The Houston Phillis Wheatley High School football team at the annual Thanksgiving Day game against Jack Yates High School, Houston, Texas, 1954.

This will be another weekend when America is transfixed by football – not for what’s on the field but on the sidelines. Taking a knee and knelling during the national anthem in protest against racial injustice in America is a hot button issue – largely due to the attention given it by President Trump.

Trump has called the players who decline to stand during the anthem unpatriotic, he has used profanity to describe them and has called on the National Football League to fire or suspend the players who use their constitutionally protected freedom of speech in this manner.  

Critics of Trump, of which there are many, say Trump’s attacks on the players is race based and is a deliberate move to excite a mostly white political base.

Trump’s response is that this is not about race but about respect for the American flag.

However, it’s difficult to separate race from the protests for a number of reasons including  the history of bigotry and football.
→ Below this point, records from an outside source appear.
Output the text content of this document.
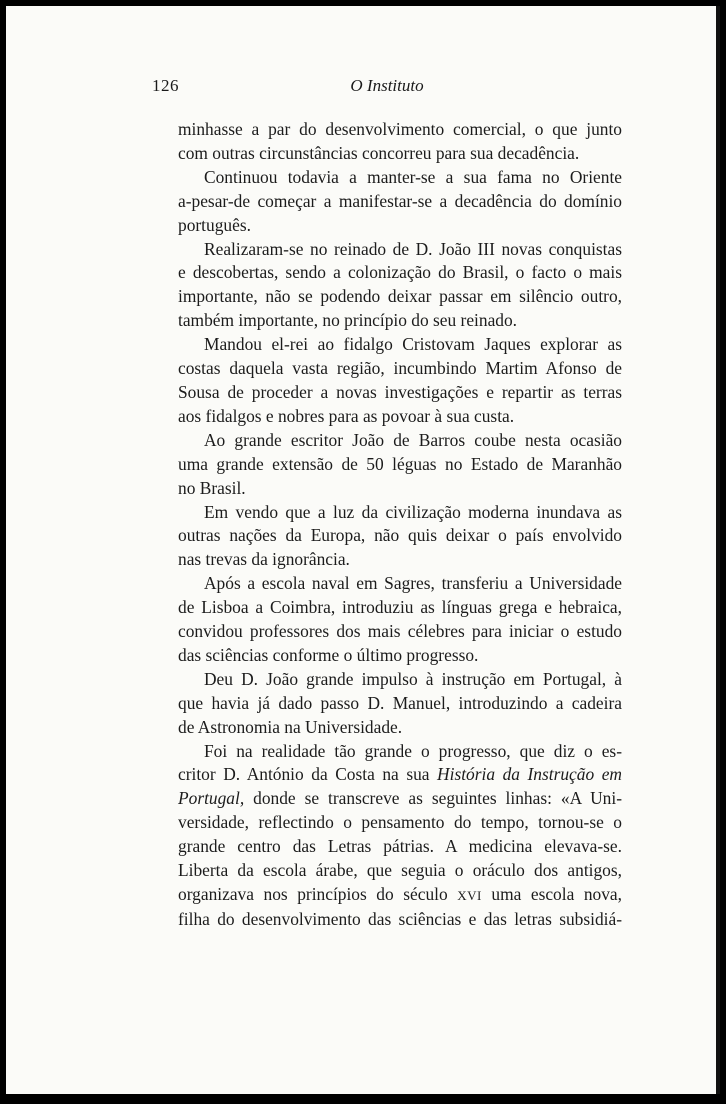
126	O Instituto
minhasse a par do desenvolvimento comercial, o que junto
com outras circunstâncias concorreu para sua decadência.
Continuou todavia a manter-se a sua fama no Oriente
a-pesar-de começar a manifestar-se a decadência do domínio
português.
Realizaram-se no reinado de D. João III novas conquistas
e descobertas, sendo a colonização do Brasil, o facto o mais
importante, não se podendo deixar passar em silêncio outro,
também importante, no princípio do seu reinado.
Mandou el-rei ao fidalgo Cristovam Jaques explorar as
costas daquela vasta região, incumbindo Martim Afonso de
Sousa de proceder a novas investigações e repartir as terras
aos fidalgos e nobres para as povoar à sua custa.
Ao grande escritor João de Barros coube nesta ocasião
uma grande extensão de 50 léguas no Estado de Maranhão
no Brasil.
Em vendo que a luz da civilização moderna inundava as
outras nações da Europa, não quis deixar o país envolvido
nas trevas da ignorância.
Após a escola naval em Sagres, transferiu a Universidade
de Lisboa a Coimbra, introduziu as línguas grega e hebraica,
convidou professores dos mais célebres para iniciar o estudo
das sciências conforme o último progresso.
Deu D. João grande impulso à instrução em Portugal, à
que havia já dado passo D. Manuel, introduzindo a cadeira
de Astronomia na Universidade.
Foi na realidade tão grande o progresso, que diz o es-
critor D. António da Costa na sua História da Instrução em
Portugal, donde se transcreve as seguintes linhas: «A Uni-
versidade, reflectindo o pensamento do tempo, tornou-se o
grande centro das Letras pátrias. A medicina elevava-se.
Liberta da escola árabe, que seguia o oráculo dos antigos,
organizava nos princípios do século XVI uma escola nova,
filha do desenvolvimento das sciências e das letras subsidiá-
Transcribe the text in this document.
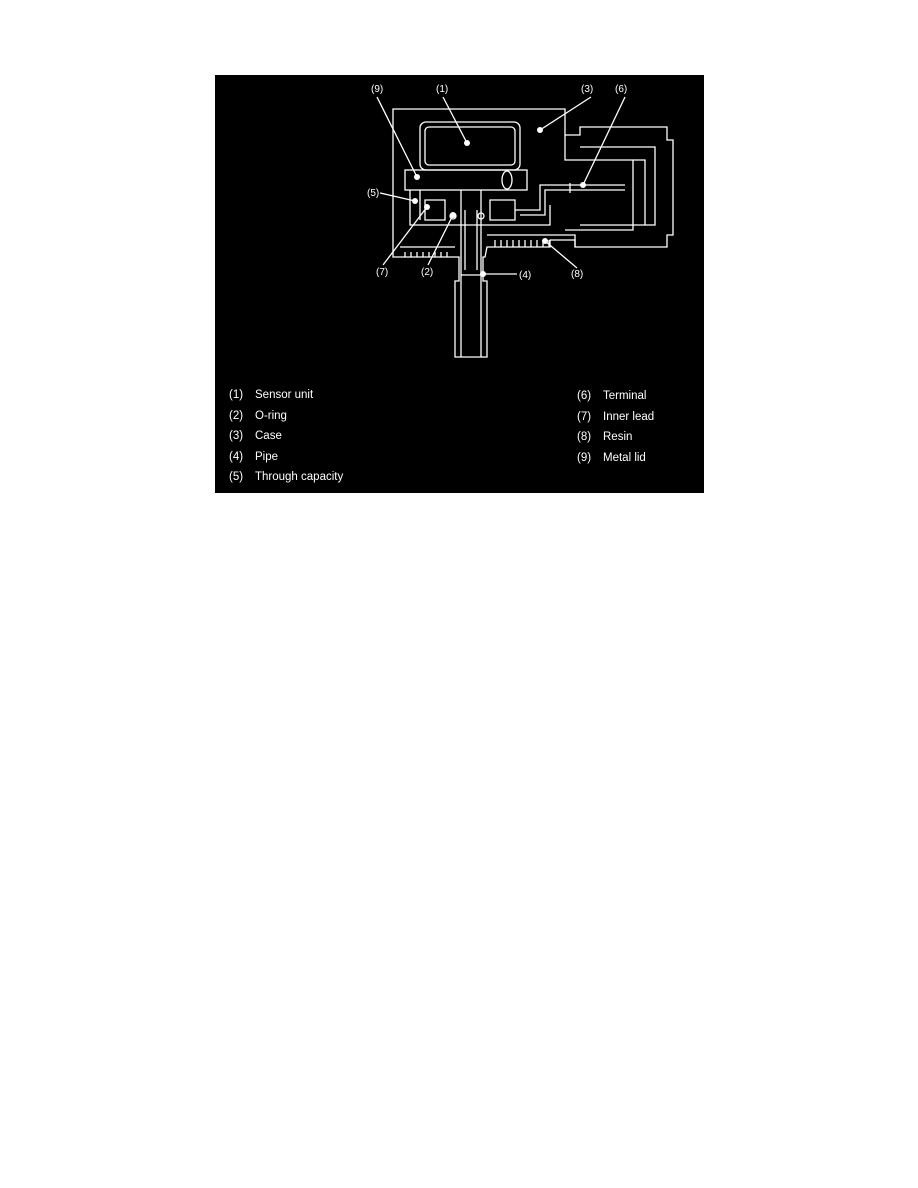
(9)	(1)	(3) (6)
(5)
(7)	(2)	(4)	(8)
(1)	Sensor unit
(2)	O-ring
(3)	Case
(4)	Pipe
(5)	Through capacity
(6)	Terminal
(7)	Inner lead
(8)	Resin
(9)	Metal lid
For sixty years high school football in Texas was under the boot of Jim Crow and was an overt demonstration of the unfairness of public education segregation.

Michael Hurd writes about it in the book Thursday Night Lights: The Story of Black High School Football in Texas.

Hurd is the director of Prairie View A&M University’s Texas Institute for the Preservation of History and Culture, which documents the history of African American Texans.